From the invisible self. From the self that cannot and does not want to
be named. Mozart is reading Emergency Continued. He tells me up there
he is well-acquainted with the South African educationalist Richard
Rive. Rive and Brink play chess, while discussing the Sylvia Plath effect (it’s
pretty common up there, and there is acute release in talking about it
in that community). They talk about mascots and symbols, dogs, cats
and contemporary composers on the post-apartheid landscape. In the
archives, Roethke will live forever. On the web, in Wikipedia, in media
the jalapeños are blue. The jalapeños are as blue as an Olympic-sized
swimming pool. Mozart knows why they call it jazz. At least I think so.
The inner self of the trees is green. The boiling fields are green. The
coming harvest though is yellow. My grandeur is figment and illusion, subject and
living object, and I try not to talk about the chapters of chronic maltreatment
in my childhood. I try to love. I do. I try to love the olive branch, but
it spits me out and rejects me. The green figs despise me because of my intellect.
The fact that I am a female reader. That Christ has left my fate in the
hands of the stars. The olives are cold, swimming in brine. They have
their song. They sing of liberty. The olives are feminists in their outlook. They
watch me through the glass bottle every time the door clicks open via a
thimble-crack. With glassy stares, they study and observe every move.

 

*******

[Courtesy of the author]

Link to the Italian translation

Abigail George is a South-African feminist, poet and writer based in Port Elizabeth. Born in 1979, she is a prolific writer: she has written a novella, several books of poetry and a collections of short stories. She is a Pushcart Prize nominee and the recipient of two South African National Arts Council Writing Grants and of one from the Centre for the Book and the Eastern Cape Provincial Arts and Culture Council.
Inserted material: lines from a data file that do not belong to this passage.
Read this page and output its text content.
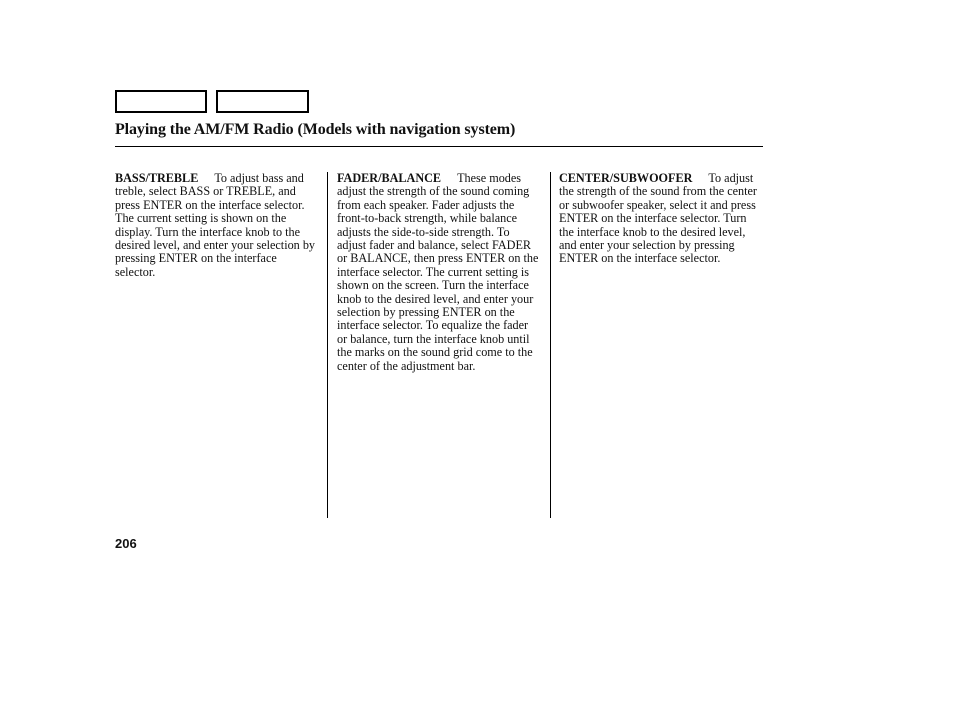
Playing the AM/FM Radio (Models with navigation system)
BASS/TREBLE To adjust bass and treble, select BASS or TREBLE, and press ENTER on the interface selector. The current setting is shown on the display. Turn the interface knob to the desired level, and enter your selection by pressing ENTER on the interface selector.
FADER/BALANCE These modes adjust the strength of the sound coming from each speaker. Fader adjusts the front-to-back strength, while balance adjusts the side-to-side strength. To adjust fader and balance, select FADER or BALANCE, then press ENTER on the interface selector. The current setting is shown on the screen. Turn the interface knob to the desired level, and enter your selection by pressing ENTER on the interface selector. To equalize the fader or balance, turn the interface knob until the marks on the sound grid come to the center of the adjustment bar.
CENTER/SUBWOOFER To adjust the strength of the sound from the center or subwoofer speaker, select it and press ENTER on the interface selector. Turn the interface knob to the desired level, and enter your selection by pressing ENTER on the interface selector.
206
This poem gathers the main themes of her poetics: a dreamlike atmosphere, a thick net of intertextual references, a multitude of voices. The author’s own thoughts are intertwined with the voices of artists from the past; and all together are counterbalanced by a vivid imagery made of colours and elements both familiar and highly symbolic as the olive branch and the green figs.

From this oneiric landscape composed of images and sounds that are real, fictional and echoing through the past all at the same time, the struggle for mental balance emerges in all its complexity. And also the struggle of a woman “for independence, emotional and financial security” that is the struggle of all women who don’t want to be “female victims“.